Betsy Retallack, host of Readers and Writers Guild
Claire Keyes lives up to the sound of her name in these poems, which are as clear as glass on their surfaces even as they pass you the keys to more interior mysteries. This is the work of poetry at its finest to invite us inside with story and music, and to then show us the further windows we've not yet imagined. From "Wellington Station"
It's a new station. That's my excuse.
When I exit the train, damned if I know
which way to my car.
The speaker meanders along with a herd of other commuters, but finds herself lost and must retrace her steps as in a dream of being lost, finally coming upon her car, which "sits, indifferent." And then,
So I didn't plan well.
So my lapses cause chagrin.
In myself, this labyrinth.
Many of the poems in this collection are concerned with the self, but Keyes foregoes the self-absorption of the confessional mode to cast a wider net connecting the self with culture, with others, with the whole concept of being "connected, although we don't notice it most of the time." Even the ostracized are included in her vision, as in "The Moth Man," which describes an elderly, imprisoned pedophile who collects moths. Human beings, she tells us, are phototropic, and "Turning toward the light, we can't help it."
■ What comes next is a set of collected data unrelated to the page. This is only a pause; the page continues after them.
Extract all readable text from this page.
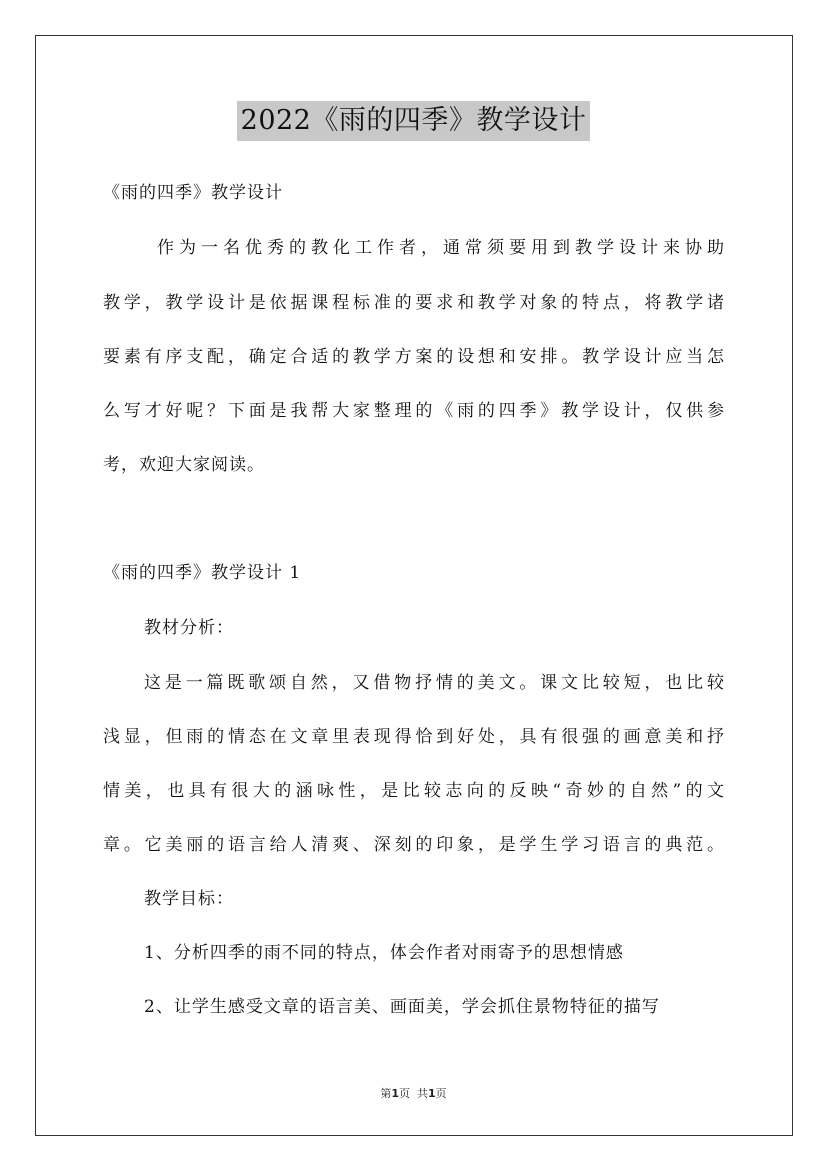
2022《雨的四季》教学设计
《雨的四季》教学设计
作为一名优秀的教化工作者，通常须要用到教学设计来协助
教学，教学设计是依据课程标准的要求和教学对象的特点，将教学诸
要素有序支配，确定合适的教学方案的设想和安排。教学设计应当怎
么写才好呢？下面是我帮大家整理的《雨的四季》教学设计，仅供参
考，欢迎大家阅读。
《雨的四季》教学设计 1
教材分析：
这是一篇既歌颂自然，又借物抒情的美文。课文比较短，也比较
浅显，但雨的情态在文章里表现得恰到好处，具有很强的画意美和抒
情美，也具有很大的涵咏性，是比较志向的反映“奇妙的自然”的文
章。它美丽的语言给人清爽、深刻的印象，是学生学习语言的典范。
教学目标：
1、分析四季的雨不同的特点，体会作者对雨寄予的思想情感
2、让学生感受文章的语言美、画面美，学会抓住景物特征的描写
第1页 共1页
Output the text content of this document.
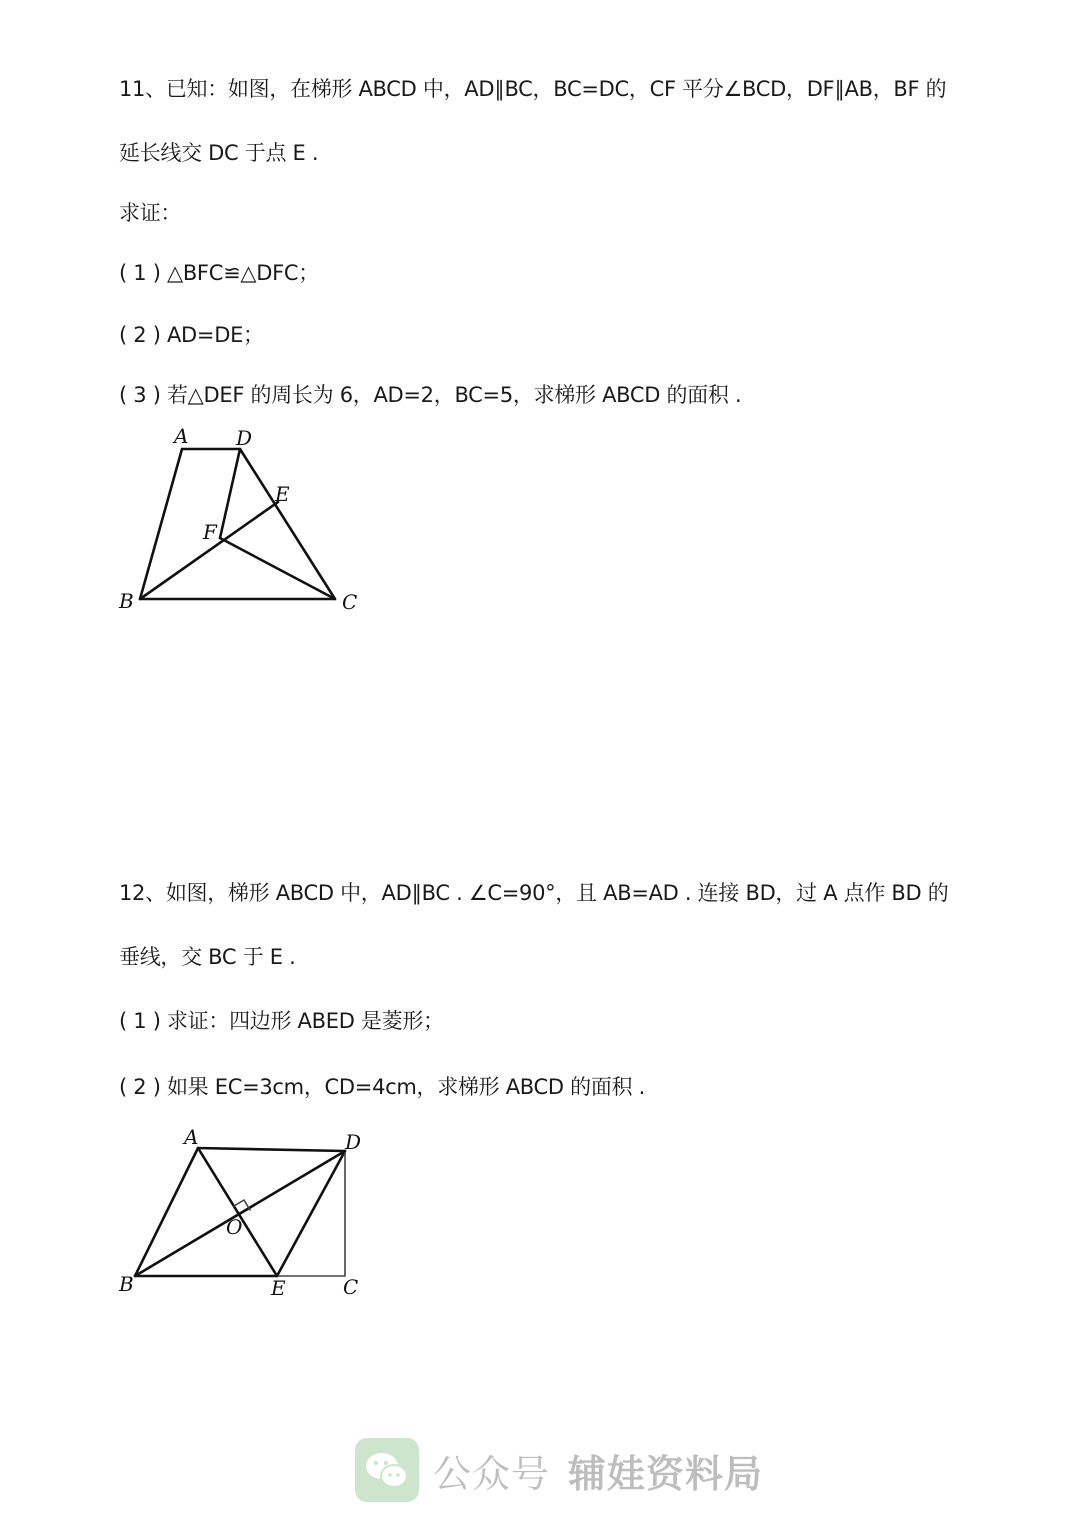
11、已知：如图，在梯形 ABCD 中，AD∥BC，BC=DC，CF 平分∠BCD，DF∥AB，BF 的
延长线交 DC 于点 E .
求证：
( 1 ) △BFC≌△DFC；
( 2 ) AD=DE；
( 3 ) 若△DEF 的周长为 6，AD=2，BC=5，求梯形 ABCD 的面积 .
A D
E
F
B	C
12、如图，梯形 ABCD 中，AD∥BC . ∠C=90°，且 AB=AD . 连接 BD，过 A 点作 BD 的
垂线，交 BC 于 E .
( 1 ) 求证：四边形 ABED 是菱形；
( 2 ) 如果 EC=3cm，CD=4cm，求梯形 ABCD 的面积 .
A	D
O
B	E	C
公众号 辅娃资料局
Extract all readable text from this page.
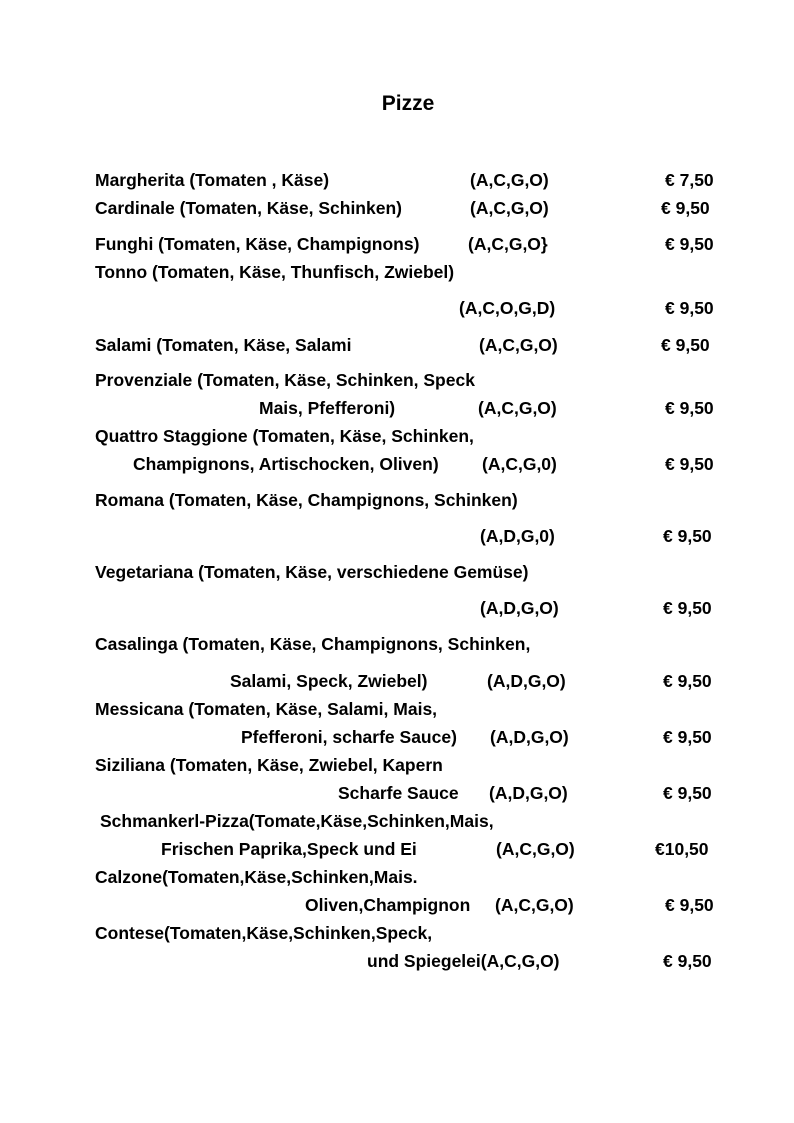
Pizze
Margherita (Tomaten , Käse)	(A,C,G,O)	€ 7,50
Cardinale (Tomaten, Käse, Schinken)	(A,C,G,O)	€ 9,50
Funghi (Tomaten, Käse, Champignons)	(A,C,G,O}	€ 9,50
Tonno (Tomaten, Käse, Thunfisch, Zwiebel)
(A,C,O,G,D)	€ 9,50
Salami (Tomaten, Käse, Salami	(A,C,G,O)	€ 9,50
Provenziale (Tomaten, Käse, Schinken, Speck
Mais, Pfefferoni)	(A,C,G,O)	€ 9,50
Quattro Staggione (Tomaten, Käse, Schinken,
Champignons, Artischocken, Oliven) (A,C,G,0)	€ 9,50
Romana (Tomaten, Käse, Champignons, Schinken)
(A,D,G,0)	€ 9,50
Vegetariana (Tomaten, Käse, verschiedene Gemüse)
(A,D,G,O)	€ 9,50
Casalinga (Tomaten, Käse, Champignons, Schinken,
Salami, Speck, Zwiebel)	(A,D,G,O)	€ 9,50
Messicana (Tomaten, Käse, Salami, Mais,
Pfefferoni, scharfe Sauce) (A,D,G,O)	€ 9,50
Siziliana (Tomaten, Käse, Zwiebel, Kapern
Scharfe Sauce (A,D,G,O)	€ 9,50
Schmankerl-Pizza(Tomate,Käse,Schinken,Mais,
Frischen Paprika,Speck und Ei	(A,C,G,O)	€10,50
Calzone(Tomaten,Käse,Schinken,Mais.
Oliven,Champignon (A,C,G,O)	€ 9,50
Contese(Tomaten,Käse,Schinken,Speck,
und Spiegelei(A,C,G,O)	€ 9,50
Connection means acceptance of the whole, and Keyes doesn't shy away from sharp edges, or unflattering, but true, juxtapositions. She calls forth curses, even those that reveal the cursing one's flaws. She brings complexity into the light, and we can't help but turn toward the music she shares.
Having had Claire Keyes as a friend and English department colleague for decades, I come to her writing with expectations. I expect her poems to be illuminating, to be rooted in narrative--sometimes personal narrative, sometimes not--and then to convey something beyond the merely narrative about our being in the world, about how it feels when one is fully open, fully honest about experience, fully alive. I also expect to take pleasure in her writing, in the poems as words and sounds and images and equivalences. I expect poems that are intelligent, witty, sometimes funny, often challenging--but never arbitrarily difficult, never heedlessly abstract, never dense. Good news the fifty-six pieces that make up WHAT DIAMONDS CAN DO signal brilliance as usual. The range of the challenges Keyes takes up can be suggested by a few of the poems' titles "R. Crumb at the Grand Canyon," "Local Woman Missing, Locked Car Found on Shore Drive," "Intermission at Symphony Hall," "Winter Visit to the D.H. Lawrence Ranch," and "You Should Avoid Young Children." The one shortcoming is that the 92-page book doesn't come with a companion recording of the poet reciting her work (great voice). Read this collection--and go hear Claire Keyes if she's reading in your city.